All I can say is that Liebeck and his colleagues have to be quite happy right now. Not to mention that it’s Boeing’s own lamentable performance on the KC-46 that’s given JetZero a shot at a tanker contract.
The theory behind BWB is sound. In reducing the drag of a large aircraft, aspect ratio alone doesn’t matter. Aspect ratio just means your wing has lots of span (good for induced drag) but small wetted area (good for other drag elements). BWBs may look as if they don’t have small wetted area – but when you consider the area of the fuselage and tail, they do. Liebeck’s designs have a broad lifting body and skinny outer wings, combining span with minimum area and generous internal volume.
The devil is in the details: controllability and scalability, pressurizing a non-cylindrical cabin, manufacturing something that’s not assembled from a series of near-identical hoops, arranging the landing gear. JetZero’s gear is unique and ingenious and one of many reasons for a flight demonstrator, although some other technologies will be worked in parallel with the X-plane and will likely not fly on it. Notably, a tanker is an attractive first app for a BWB – no need for a large pressure cabin.
Delivering the entire program and keeping the Defense Department interested will be challenges, too. With similar power and weight to a 737, the BWB prototype is of course not Scaled Composites’ largest airplane – but it will be the most complicated and the company’s first venture into fly-by-wire. Expect the formation of a three-member team of JetZero, Scaled, and Northrop Grumman in El Segundo, with Scaled primarily working on structures and NG on integration. JetZero is out hiring, and one thing is notably missing from their ads: any requirement for a clearance. That’s a good thing, by the way. It might be awkward if the USAF insists on stealth characteristics in its future tanker, but that would be a bad thing.
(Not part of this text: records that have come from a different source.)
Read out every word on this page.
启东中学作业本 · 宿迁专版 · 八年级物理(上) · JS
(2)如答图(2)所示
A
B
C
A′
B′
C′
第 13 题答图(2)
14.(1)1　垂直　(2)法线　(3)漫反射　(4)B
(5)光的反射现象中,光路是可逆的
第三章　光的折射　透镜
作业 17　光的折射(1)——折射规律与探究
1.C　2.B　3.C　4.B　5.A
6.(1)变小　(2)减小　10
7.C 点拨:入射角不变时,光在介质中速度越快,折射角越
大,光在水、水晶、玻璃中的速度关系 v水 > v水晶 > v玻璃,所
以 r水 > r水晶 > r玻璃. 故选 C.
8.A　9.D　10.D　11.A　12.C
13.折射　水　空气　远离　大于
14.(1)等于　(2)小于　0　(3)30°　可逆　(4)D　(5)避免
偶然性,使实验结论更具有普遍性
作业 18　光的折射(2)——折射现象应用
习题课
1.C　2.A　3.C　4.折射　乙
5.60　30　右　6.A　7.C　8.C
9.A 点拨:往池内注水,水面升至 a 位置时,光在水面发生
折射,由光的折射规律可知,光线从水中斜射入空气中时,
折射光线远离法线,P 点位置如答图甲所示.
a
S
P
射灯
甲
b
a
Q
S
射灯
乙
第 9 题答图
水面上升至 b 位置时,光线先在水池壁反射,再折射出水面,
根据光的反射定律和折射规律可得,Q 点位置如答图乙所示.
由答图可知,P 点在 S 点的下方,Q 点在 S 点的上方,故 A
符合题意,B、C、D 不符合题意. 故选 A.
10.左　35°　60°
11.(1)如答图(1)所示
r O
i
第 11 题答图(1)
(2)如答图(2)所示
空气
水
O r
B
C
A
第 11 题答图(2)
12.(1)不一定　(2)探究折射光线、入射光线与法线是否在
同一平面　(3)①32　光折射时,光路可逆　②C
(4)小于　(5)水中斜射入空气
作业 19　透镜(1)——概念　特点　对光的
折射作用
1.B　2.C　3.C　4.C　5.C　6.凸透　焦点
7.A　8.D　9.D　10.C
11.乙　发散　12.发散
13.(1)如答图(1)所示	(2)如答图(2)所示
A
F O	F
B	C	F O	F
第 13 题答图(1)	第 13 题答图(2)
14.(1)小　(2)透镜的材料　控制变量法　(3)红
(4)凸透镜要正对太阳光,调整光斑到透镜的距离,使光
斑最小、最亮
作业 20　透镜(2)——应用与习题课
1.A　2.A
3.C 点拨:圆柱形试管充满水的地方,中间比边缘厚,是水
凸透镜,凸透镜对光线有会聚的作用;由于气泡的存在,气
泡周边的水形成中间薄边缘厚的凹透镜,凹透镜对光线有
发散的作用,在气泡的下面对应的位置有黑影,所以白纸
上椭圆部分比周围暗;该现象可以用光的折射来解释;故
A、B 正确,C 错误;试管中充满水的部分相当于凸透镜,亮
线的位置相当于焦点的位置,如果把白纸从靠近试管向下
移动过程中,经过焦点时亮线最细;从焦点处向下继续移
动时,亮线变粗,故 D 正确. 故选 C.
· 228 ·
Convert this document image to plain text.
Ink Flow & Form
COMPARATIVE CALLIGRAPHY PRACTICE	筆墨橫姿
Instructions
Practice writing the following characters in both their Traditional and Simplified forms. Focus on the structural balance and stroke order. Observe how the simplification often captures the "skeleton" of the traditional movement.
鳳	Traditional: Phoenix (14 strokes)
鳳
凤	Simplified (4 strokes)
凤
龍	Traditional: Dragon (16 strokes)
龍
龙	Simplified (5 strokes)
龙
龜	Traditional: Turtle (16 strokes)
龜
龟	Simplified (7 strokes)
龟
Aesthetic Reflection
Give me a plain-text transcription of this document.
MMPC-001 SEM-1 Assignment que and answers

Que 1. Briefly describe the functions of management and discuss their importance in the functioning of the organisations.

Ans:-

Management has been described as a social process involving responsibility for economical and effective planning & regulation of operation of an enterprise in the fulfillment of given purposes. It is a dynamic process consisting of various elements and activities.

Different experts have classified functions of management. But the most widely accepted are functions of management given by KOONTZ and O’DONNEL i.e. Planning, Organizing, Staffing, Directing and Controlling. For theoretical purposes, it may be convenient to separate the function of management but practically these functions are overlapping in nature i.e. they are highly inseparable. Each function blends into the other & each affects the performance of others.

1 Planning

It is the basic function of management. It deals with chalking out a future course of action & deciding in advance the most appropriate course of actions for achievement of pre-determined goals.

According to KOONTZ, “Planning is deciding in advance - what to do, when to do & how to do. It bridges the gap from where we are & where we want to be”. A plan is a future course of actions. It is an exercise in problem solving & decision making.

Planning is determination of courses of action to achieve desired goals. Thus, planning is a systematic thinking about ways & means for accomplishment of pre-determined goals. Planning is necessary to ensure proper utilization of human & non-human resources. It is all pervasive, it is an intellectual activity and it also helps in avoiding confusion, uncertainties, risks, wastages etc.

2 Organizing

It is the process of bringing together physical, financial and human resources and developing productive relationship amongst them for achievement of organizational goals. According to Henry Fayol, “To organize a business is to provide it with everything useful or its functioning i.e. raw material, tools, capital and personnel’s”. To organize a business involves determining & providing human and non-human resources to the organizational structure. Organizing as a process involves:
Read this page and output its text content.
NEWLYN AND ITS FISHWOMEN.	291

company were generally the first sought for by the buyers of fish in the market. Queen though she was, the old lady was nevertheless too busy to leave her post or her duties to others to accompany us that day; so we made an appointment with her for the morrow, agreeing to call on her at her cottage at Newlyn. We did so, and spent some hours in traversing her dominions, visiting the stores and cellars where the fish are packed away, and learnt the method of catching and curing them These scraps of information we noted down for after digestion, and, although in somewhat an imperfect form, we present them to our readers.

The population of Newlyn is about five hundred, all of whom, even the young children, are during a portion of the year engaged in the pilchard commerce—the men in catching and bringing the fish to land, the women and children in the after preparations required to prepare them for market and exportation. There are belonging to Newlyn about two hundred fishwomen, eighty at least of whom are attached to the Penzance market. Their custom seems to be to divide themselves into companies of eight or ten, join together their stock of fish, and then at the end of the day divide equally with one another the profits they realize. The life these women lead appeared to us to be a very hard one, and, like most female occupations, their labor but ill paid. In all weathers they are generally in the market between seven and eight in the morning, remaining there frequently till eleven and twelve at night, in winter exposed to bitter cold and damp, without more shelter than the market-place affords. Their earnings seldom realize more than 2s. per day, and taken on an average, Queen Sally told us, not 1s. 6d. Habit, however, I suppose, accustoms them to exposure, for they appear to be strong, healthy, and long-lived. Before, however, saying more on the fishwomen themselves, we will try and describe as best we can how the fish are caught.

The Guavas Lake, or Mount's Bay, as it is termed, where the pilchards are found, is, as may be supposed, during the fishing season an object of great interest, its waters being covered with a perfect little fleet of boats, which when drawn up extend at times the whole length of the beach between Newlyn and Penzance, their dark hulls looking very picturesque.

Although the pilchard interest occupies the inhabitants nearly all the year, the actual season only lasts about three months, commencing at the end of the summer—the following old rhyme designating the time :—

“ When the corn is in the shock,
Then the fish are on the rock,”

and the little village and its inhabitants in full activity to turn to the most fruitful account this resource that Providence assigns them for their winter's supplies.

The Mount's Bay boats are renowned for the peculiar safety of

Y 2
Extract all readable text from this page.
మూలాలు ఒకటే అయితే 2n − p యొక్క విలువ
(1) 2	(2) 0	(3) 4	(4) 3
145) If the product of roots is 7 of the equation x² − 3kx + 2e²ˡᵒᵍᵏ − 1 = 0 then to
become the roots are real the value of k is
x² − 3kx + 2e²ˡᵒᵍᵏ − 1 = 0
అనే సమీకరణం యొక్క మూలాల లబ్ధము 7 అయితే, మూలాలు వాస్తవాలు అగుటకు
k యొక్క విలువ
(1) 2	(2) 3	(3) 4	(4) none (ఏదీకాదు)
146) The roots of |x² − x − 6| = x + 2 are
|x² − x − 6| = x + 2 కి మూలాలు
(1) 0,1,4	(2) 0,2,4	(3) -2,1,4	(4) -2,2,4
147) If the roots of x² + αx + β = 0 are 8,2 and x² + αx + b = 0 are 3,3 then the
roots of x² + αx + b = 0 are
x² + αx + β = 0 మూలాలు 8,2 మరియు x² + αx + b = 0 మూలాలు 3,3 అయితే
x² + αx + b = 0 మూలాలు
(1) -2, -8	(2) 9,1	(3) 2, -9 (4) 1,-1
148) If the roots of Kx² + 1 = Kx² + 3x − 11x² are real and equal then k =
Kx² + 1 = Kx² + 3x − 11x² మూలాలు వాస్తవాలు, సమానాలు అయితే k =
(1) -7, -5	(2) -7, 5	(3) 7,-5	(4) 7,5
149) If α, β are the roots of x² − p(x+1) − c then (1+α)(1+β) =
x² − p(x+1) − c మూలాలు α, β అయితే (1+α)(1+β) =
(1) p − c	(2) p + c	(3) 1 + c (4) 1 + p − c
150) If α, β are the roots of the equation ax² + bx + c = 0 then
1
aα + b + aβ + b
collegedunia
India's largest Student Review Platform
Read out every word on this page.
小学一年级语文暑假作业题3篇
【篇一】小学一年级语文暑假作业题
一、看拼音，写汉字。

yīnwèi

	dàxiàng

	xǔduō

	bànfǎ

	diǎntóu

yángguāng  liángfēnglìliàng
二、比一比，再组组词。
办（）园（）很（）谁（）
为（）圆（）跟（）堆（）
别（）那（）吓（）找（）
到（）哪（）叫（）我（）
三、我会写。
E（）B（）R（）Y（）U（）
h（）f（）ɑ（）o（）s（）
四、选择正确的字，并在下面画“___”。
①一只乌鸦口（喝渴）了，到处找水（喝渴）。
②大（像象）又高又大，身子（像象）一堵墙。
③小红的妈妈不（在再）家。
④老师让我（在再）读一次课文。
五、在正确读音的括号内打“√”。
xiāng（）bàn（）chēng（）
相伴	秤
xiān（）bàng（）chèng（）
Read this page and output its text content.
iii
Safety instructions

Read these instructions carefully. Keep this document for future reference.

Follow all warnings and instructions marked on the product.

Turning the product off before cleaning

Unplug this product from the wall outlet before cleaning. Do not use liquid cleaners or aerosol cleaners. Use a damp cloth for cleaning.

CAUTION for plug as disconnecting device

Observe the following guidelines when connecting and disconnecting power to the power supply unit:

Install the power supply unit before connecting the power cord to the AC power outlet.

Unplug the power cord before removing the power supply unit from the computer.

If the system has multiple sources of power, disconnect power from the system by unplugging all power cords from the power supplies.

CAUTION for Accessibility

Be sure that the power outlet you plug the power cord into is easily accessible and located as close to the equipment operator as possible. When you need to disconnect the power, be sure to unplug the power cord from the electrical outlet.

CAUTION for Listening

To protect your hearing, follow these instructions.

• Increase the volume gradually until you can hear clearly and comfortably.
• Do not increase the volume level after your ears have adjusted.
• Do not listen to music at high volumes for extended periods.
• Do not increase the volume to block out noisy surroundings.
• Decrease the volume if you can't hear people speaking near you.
Performance will be important. Boeing’s own record notwithstanding, the company will fight tooth and nail to win contracts for the KC-46 beyond the initial 179 aircraft, and recoup its losses. Any slippage in BWB will be a cue for Expressions of Concern about the need to replace KC-135s in a timely manner. Already, the USAF’s notional “bridge tanker” requirement – in fact, a thinly veiled threat to bring Airbus back into competition – is getting squeezed as the service pushes to bring its all-new tanker on earlier, and could default to Boeing if the numbers aren’t worth a competitor’s time.
But the question that investors will ask is: Can the BWB break into the commercial airplane business? The stats aren’t encouraging. It’s been done once in the past 60 years, and it took (at the time) the direct backing of most of the European Economic Community. Doughty efforts by Canada and Japan to gain a toehold in the smaller end of the business have failed in recent years. Does JetZero aim to be bought by Airbus or Boeing? Somehow, I doubt it. It might be remiss of JetZero not to have a word with Embraer, for the time being the only builder of jet transports to not be called Airbus or Boeing or be based in China.
Something to watch: the BWB, with its low ratio of volume to weight and wetted area, makes volume relatively cheap. That could be valuable if the industry turns to liquid hydrogen aircraft.
Watching these events, you can’t always tell whether you’re seeing the start of a chapter in aerospace history, or another footnote. But that’s what makes the business fun.